Good morning. I’m Dr. Kris Tumilowicz at Dental Dimensions at Edgebrook Center. Nobody likes to get cavities. Lets talk about how cavities are formed in the first place. Tooth decay is caused by the action of bacteria on the foods you eat. Thousands of bacteria normally exist in your mouth, and most are beneficial. But some of them form tightly knit colonies, called plaque, which is the sticky, colorless film that develops constantly on your teeth.

The bacteria in plaque survive by digesting the foods you eat, specifically the ones that are broken down into simple sugars. This includes candy and sweets, as well as other high carbohydrate foods like pasta, breads, cereals, milk, dried fruits, juices and sweetened drinks. When the plaque bacteria digests these sugars, a chemical reaction occurs, and the bacteria produce acid.

The acid slowly dissolves the minerals in the outer enamel layer of your teeth, forming a demineralized that appears as a white or brown spot. In the best circumstances, saliva balances the effects of the acid.

It helps wash away bacteria, neutralizes the acids, and replaces the minerals that were lost to acid attack.

However, if you eat too often or too many sugary or starchy foods, the saliva can’t keep up with the bacteria, and they reproduce wildly, developing even thicker accumulations of plaque. These accumulations keep saliva away from the tooth surface, and eventually the acids create a hole in the enamel layer of your tooth.

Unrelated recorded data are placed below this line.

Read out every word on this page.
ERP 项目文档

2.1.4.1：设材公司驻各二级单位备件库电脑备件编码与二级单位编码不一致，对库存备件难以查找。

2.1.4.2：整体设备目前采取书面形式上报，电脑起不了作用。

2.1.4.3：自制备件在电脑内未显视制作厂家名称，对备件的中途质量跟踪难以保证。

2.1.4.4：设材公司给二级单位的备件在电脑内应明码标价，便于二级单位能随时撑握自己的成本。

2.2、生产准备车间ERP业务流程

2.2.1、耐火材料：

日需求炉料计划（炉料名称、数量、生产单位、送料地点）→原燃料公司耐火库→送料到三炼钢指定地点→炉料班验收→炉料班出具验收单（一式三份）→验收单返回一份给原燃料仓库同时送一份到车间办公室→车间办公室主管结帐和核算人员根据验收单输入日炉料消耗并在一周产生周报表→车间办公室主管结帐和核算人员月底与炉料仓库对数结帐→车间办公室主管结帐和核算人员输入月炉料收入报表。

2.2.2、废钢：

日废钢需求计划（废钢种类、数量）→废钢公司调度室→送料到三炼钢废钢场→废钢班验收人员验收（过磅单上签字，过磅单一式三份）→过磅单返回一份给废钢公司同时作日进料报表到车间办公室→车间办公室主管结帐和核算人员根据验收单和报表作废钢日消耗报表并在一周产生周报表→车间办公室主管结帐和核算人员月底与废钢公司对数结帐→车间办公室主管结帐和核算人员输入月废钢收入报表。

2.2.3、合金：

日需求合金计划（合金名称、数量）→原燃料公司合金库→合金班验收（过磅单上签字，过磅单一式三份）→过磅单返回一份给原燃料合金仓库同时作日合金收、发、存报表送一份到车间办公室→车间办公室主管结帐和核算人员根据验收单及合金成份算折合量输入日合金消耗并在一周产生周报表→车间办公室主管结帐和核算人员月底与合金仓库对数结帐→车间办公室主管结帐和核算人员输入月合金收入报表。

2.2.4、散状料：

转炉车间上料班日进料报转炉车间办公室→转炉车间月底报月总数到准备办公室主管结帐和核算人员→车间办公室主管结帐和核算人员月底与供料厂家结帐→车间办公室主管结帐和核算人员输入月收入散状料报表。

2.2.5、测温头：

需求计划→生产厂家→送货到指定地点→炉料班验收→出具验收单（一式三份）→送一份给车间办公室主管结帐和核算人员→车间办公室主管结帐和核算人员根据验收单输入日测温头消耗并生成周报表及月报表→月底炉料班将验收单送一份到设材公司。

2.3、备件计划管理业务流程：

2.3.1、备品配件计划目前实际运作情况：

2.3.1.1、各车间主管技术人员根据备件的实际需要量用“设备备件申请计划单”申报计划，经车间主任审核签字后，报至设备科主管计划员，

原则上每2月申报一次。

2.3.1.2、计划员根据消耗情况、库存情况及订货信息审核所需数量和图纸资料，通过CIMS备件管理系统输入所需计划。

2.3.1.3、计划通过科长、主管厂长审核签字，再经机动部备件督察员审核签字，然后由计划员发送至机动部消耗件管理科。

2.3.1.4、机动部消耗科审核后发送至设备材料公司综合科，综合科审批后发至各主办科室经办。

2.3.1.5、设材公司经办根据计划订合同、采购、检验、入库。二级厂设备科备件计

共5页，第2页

This hole in the tooth is called a cavity, and once the decay has gotten through the hard enamel, it can grow much more quickly in the softer inner layers of the tooth. Areas in the mouth that trap are especially at risk of decay. These include the grooves in the biting surfaces of teeth, in between teeth, at the gumline, and any exposed tooth roots. You can resist tooth decay by regularly taking action to slow acid production, remove plaque from your teeth, and strengthen the tooth enamel.

Cut down on acid production by limiting the number of times you eat each day and reducing sugary and starchy foods and drinks in your diet. Brush after meals to remove plaque and floss at least once a day to get at the plaque trapped between the teeth, Use a fluoride toothpaste because fluoride strengthens tooth enamel. When you can’t brush, rinsing with water or mouthwash can help, and chewing sugarless gum will stimulate the saliva. Chewing gums that are sweetened with xylitol also inhibit decay-causing bacteria.

Understanding the process of tooth decay and taking action to prevent it will help keep your teeth healthy for a lifetime. So there is alot of science into how cavities are created. So try to avoid them in the first place. Less sugar. Less acid.